In a thread posted on X today, March 18, 2025, the Ethereum Foundation announced that they transferred roughly $7.6 million worth of ETH into Morpho’s yield-bearing vaults, with 1,000 ETH specifically allocated to Morpho Vaults V2, the protocol’s latest architecture built around contracts that cannot be upgraded or interfered with by any administrator once deployed.
The move is not an isolated event either. In October 2025, the Foundation had already committed 2,400 ETH and approximately $6 million in stablecoins to Morpho, claiming it was part of a bigger strategy to move away from periodically selling ETH to fund their operations.
In June 2025, the foundation, through Hsiao-Wei Wang, published a treasury policy to establish a framework it called “Defipunk,” which is a set of requirements that all future on-chain deployments must satisfy before the foundation can deploy into them.
Some of the requirements include permissionless access, self-custody, open-source licensing, privacy, open development processes, and what the document describes as “maximally trustless core logic.”
The policy was also explicit about licensing, stating that contracts must use a free/libre open-source license (either copyleft, such as AGPL, or permissive, like MIT/Apache). However, source-available licenses like the Business Source License (or BSL) specifically do not qualify.
Luckily, Morpho Vaults V2 and Morpho Blue V1 both operate under GPL 2.0.
For immutability, the policy stated that the Foundation would avoid “admin keys with broad powers” and instead favor protocols where “fundamental logic of the protocol is non-upgradeable or governed by a highly-decentralized, time-locked and transparent process.”
Morpho also clears this requirement as its V2’s core contracts are fully immutable once deployed, with no chances for administrative override of any kind.
The policy also went ahead to name specific patterns in the current DeFi space that it would not support.
Apparently, the policy would not accept “backdoor shutdown mechanisms or funds extraction functions, excessive reliance on multisigs or MPC, pervasive use of whitelists, centralized and surveilled UIs.”
It also stated that these patterns “leave both DeFi markets and participants exposed to systemic vulnerabilities.”
The Ethereum Foundation did not mention Aave anywhere in its post today or in the June 2025 policy document. However, to the skeptic, it’s hard not to read terminologies about admin keys, backdoor extraction functions, and governance transparency failures without drawing parallels to the crisis that has rocked Aave publicly since December 2025.
Apparently, swap revenue from Aave’s CoW Swap integration was found in a wallet controlled by Aave Labs (instead of the DAO treasury).
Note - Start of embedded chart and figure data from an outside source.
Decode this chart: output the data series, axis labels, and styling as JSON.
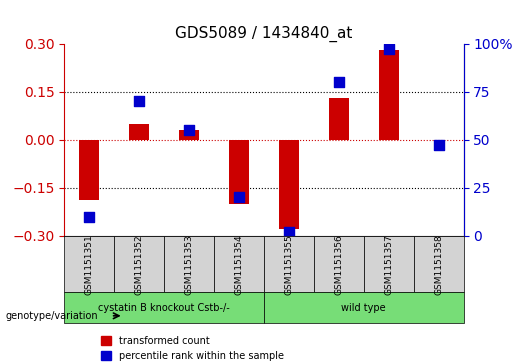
{
  "title": "GDS5089 / 1434840_at",
  "samples": [
    "GSM1151351",
    "GSM1151352",
    "GSM1151353",
    "GSM1151354",
    "GSM1151355",
    "GSM1151356",
    "GSM1151357",
    "GSM1151358"
  ],
  "transformed_count": [
    -0.19,
    0.05,
    0.03,
    -0.2,
    -0.28,
    0.13,
    0.28,
    0.0
  ],
  "percentile_rank": [
    10,
    70,
    55,
    20,
    2,
    80,
    97,
    47
  ],
  "red_color": "#CC0000",
  "blue_color": "#0000CC",
  "ylim_left": [
    -0.3,
    0.3
  ],
  "ylim_right": [
    0,
    100
  ],
  "yticks_left": [
    -0.3,
    -0.15,
    0.0,
    0.15,
    0.3
  ],
  "yticks_right": [
    0,
    25,
    50,
    75,
    100
  ],
  "groups": [
    {
      "label": "cystatin B knockout Cstb-/-",
      "samples": [
        0,
        1,
        2,
        3
      ],
      "color": "#77DD77"
    },
    {
      "label": "wild type",
      "samples": [
        4,
        5,
        6,
        7
      ],
      "color": "#77DD77"
    }
  ],
  "group_label_prefix": "genotype/variation",
  "legend_items": [
    {
      "label": "transformed count",
      "color": "#CC0000"
    },
    {
      "label": "percentile rank within the sample",
      "color": "#0000CC"
    }
  ],
  "bar_width": 0.4,
  "dot_size": 60,
  "hline_y": 0.0,
  "hline_color": "#CC0000",
  "grid_color": "#000000",
  "grid_linestyle": "dotted"
}
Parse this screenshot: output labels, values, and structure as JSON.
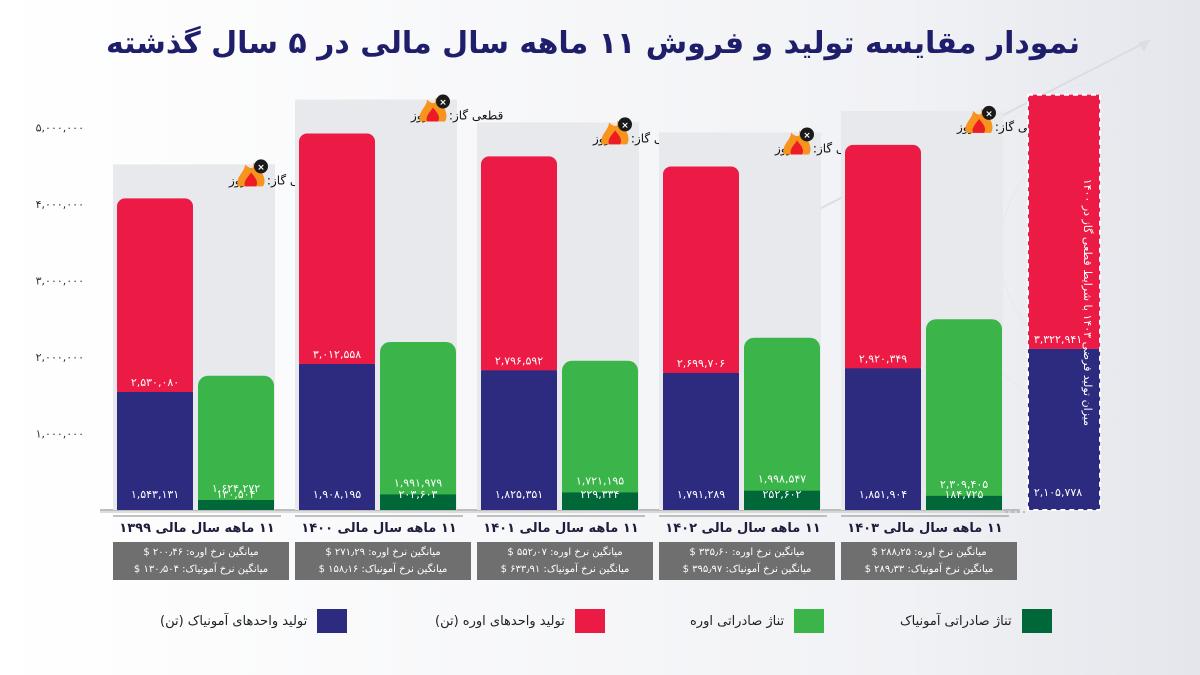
{
  "title": "نمودار مقایسه تولید و فروش ۱۱ ماهه سال مالی در ۵ سال گذشته",
  "colors": {
    "ammonia_production": "#2c2b7f",
    "urea_production": "#ec1b45",
    "urea_export": "#3bb54a",
    "ammonia_export": "#006838",
    "title": "#1e1e6b"
  },
  "legend": [
    {
      "label": "تولید واحدهای آمونیاک (تن)",
      "color": "#2c2b7f"
    },
    {
      "label": "تولید واحدهای اوره (تن)",
      "color": "#ec1b45"
    },
    {
      "label": "تناژ صادراتی اوره",
      "color": "#3bb54a"
    },
    {
      "label": "تناژ صادراتی آمونیاک",
      "color": "#006838"
    }
  ],
  "projection_label": "میزان تولید فرضی ۱۴۰۳ با شرایط قطعی گاز در ۱۴۰۰",
  "icons": [
    "flame-icon",
    "close-icon"
  ],
  "periods": [
    {
      "label": "۱۱ ماهه سال مالی ۱۳۹۹",
      "gas_cut": "قطعی گاز: ۸۹ روز",
      "urea_rate": "میانگین نرخ اوره: ۲۰۰٫۴۶ $",
      "ammonia_rate": "میانگین نرخ آمونیاک: ۱۳۰٫۵۰۴ $",
      "ammonia_prod_label": "۱,۵۴۳,۱۳۱",
      "urea_prod_label": "۲,۵۳۰,۰۸۰",
      "urea_export_label": "۱,۶۲۴,۲۷۲",
      "ammonia_export_label": "۱۳۰,۵۰۴"
    },
    {
      "label": "۱۱ ماهه سال مالی ۱۴۰۰",
      "gas_cut": "قطعی گاز: ۲۵ روز",
      "urea_rate": "میانگین نرخ اوره: ۲۷۱٫۲۹ $",
      "ammonia_rate": "میانگین نرخ آمونیاک: ۱۵۸٫۱۶ $",
      "ammonia_prod_label": "۱,۹۰۸,۱۹۵",
      "urea_prod_label": "۳,۰۱۲,۵۵۸",
      "urea_export_label": "۱,۹۹۱,۹۷۹",
      "ammonia_export_label": "۲۰۳,۶۰۳"
    },
    {
      "label": "۱۱ ماهه سال مالی ۱۴۰۱",
      "gas_cut": "قطعی گاز: ۸۱ روز",
      "urea_rate": "میانگین نرخ اوره: ۵۵۲٫۰۷ $",
      "ammonia_rate": "میانگین نرخ آمونیاک: ۶۳۳٫۹۱ $",
      "ammonia_prod_label": "۱,۸۲۵,۳۵۱",
      "urea_prod_label": "۲,۷۹۶,۵۹۲",
      "urea_export_label": "۱,۷۲۱,۱۹۵",
      "ammonia_export_label": "۲۲۹,۳۳۴"
    },
    {
      "label": "۱۱ ماهه سال مالی ۱۴۰۲",
      "gas_cut": "قطعی گاز: ۷۶ روز",
      "urea_rate": "میانگین نرخ اوره: ۳۳۵٫۶۰ $",
      "ammonia_rate": "میانگین نرخ آمونیاک: ۳۹۵٫۹۷ $",
      "ammonia_prod_label": "۱,۷۹۱,۲۸۹",
      "urea_prod_label": "۲,۶۹۹,۷۰۶",
      "urea_export_label": "۱,۹۹۸,۵۴۷",
      "ammonia_export_label": "۲۵۲,۶۰۲"
    },
    {
      "label": "۱۱ ماهه سال مالی ۱۴۰۳",
      "gas_cut": "قطعی گاز: ۷۱ روز",
      "urea_rate": "میانگین نرخ اوره: ۲۸۸٫۲۵ $",
      "ammonia_rate": "میانگین نرخ آمونیاک: ۲۸۹٫۳۳ $",
      "ammonia_prod_label": "۱,۸۵۱,۹۰۴",
      "urea_prod_label": "۲,۹۲۰,۳۴۹",
      "urea_export_label": "۲,۳۰۹,۴۰۵",
      "ammonia_export_label": "۱۸۴,۷۲۵"
    }
  ],
  "projection": {
    "ammonia_prod_label": "۲,۱۰۵,۷۷۸",
    "urea_prod_label": "۳,۳۲۲,۹۴۱"
  },
  "chart_data": {
    "type": "bar",
    "title": "نمودار مقایسه تولید و فروش ۱۱ ماهه سال مالی در ۵ سال گذشته",
    "categories": [
      "۱۱ ماهه سال مالی ۱۳۹۹",
      "۱۱ ماهه سال مالی ۱۴۰۰",
      "۱۱ ماهه سال مالی ۱۴۰۱",
      "۱۱ ماهه سال مالی ۱۴۰۲",
      "۱۱ ماهه سال مالی ۱۴۰۳"
    ],
    "stacked": true,
    "ylim": [
      0,
      5000000
    ],
    "yticks": [
      1000000,
      2000000,
      3000000,
      4000000,
      5000000
    ],
    "ytick_labels": [
      "۱,۰۰۰,۰۰۰",
      "۲,۰۰۰,۰۰۰",
      "۳,۰۰۰,۰۰۰",
      "۴,۰۰۰,۰۰۰",
      "۵,۰۰۰,۰۰۰"
    ],
    "series": [
      {
        "name": "تولید واحدهای آمونیاک (تن)",
        "stack": "production",
        "values": [
          1543131,
          1908195,
          1825351,
          1791289,
          1851904
        ]
      },
      {
        "name": "تولید واحدهای اوره (تن)",
        "stack": "production",
        "values": [
          2530080,
          3012558,
          2796592,
          2699706,
          2920349
        ]
      },
      {
        "name": "تناژ صادراتی آمونیاک",
        "stack": "export",
        "values": [
          130504,
          203603,
          229334,
          252602,
          184725
        ]
      },
      {
        "name": "تناژ صادراتی اوره",
        "stack": "export",
        "values": [
          1624272,
          1991979,
          1721195,
          1998547,
          2309405
        ]
      }
    ],
    "projection": {
      "label": "میزان تولید فرضی ۱۴۰۳ با شرایط قطعی گاز در ۱۴۰۰",
      "ammonia_production": 2105778,
      "urea_production": 3322941
    },
    "gas_cut_days": [
      89,
      25,
      81,
      76,
      71
    ],
    "legend_position": "bottom"
  }
}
Marc Zeller, the founder of the Aave Chan Initiative and its most influential governance delegate, put the figure at around $51 million in unapproved fees after publishing an audit of Aave Labs’ historical funding on February 25.
BGD Labs, the firm responsible for building and maintaining Aave V3, also announced on February 20 that it would not renew its contract after April 1 due to centralization concerns and Aave Labs’ apparent attacks on V3 to promote V4.
The governance crisis reached its climax on March 1, when the “Aave Will Win” funding proposal (requesting up to $42.5 million in stablecoins and 75,000 AAVE tokens) passed a Temp Check with a narrow 52.58% approval.
Zeller immediately challenged the result, alleging that 233,000 votes from Aave Labs-linked clusters (including 111,000 tokens delegated by co-founder Stani Kulechov) decided the outcome, and that removing those votes would have revealed a clear rejection.
Two days later, the Aave Chan Initiative announced it was leaving the project entirely.
Morpho is now the only DeFi protocol that the Ethereum Foundation has invested in twice under its current treasury strategy. With a total value locked (TVL) of $5.8 billion, the endorsement comes at a period when Morpho is already starting to build institutional momentum.
In less than eight months, Coinbase has surpassed $1 billion in Bitcoin-backed loan originations through the protocol. Additionally, Apollo Global Management also agreed to buy up to 90 million MORPHO tokens over four years through its partnership with the Morpho Association.
Nonetheless, the Ethereum Foundation’s policy simply highlights that aside from financial gain, the deployments themselves signal the kind of technical approaches and governance models that the foundation considers sustainable.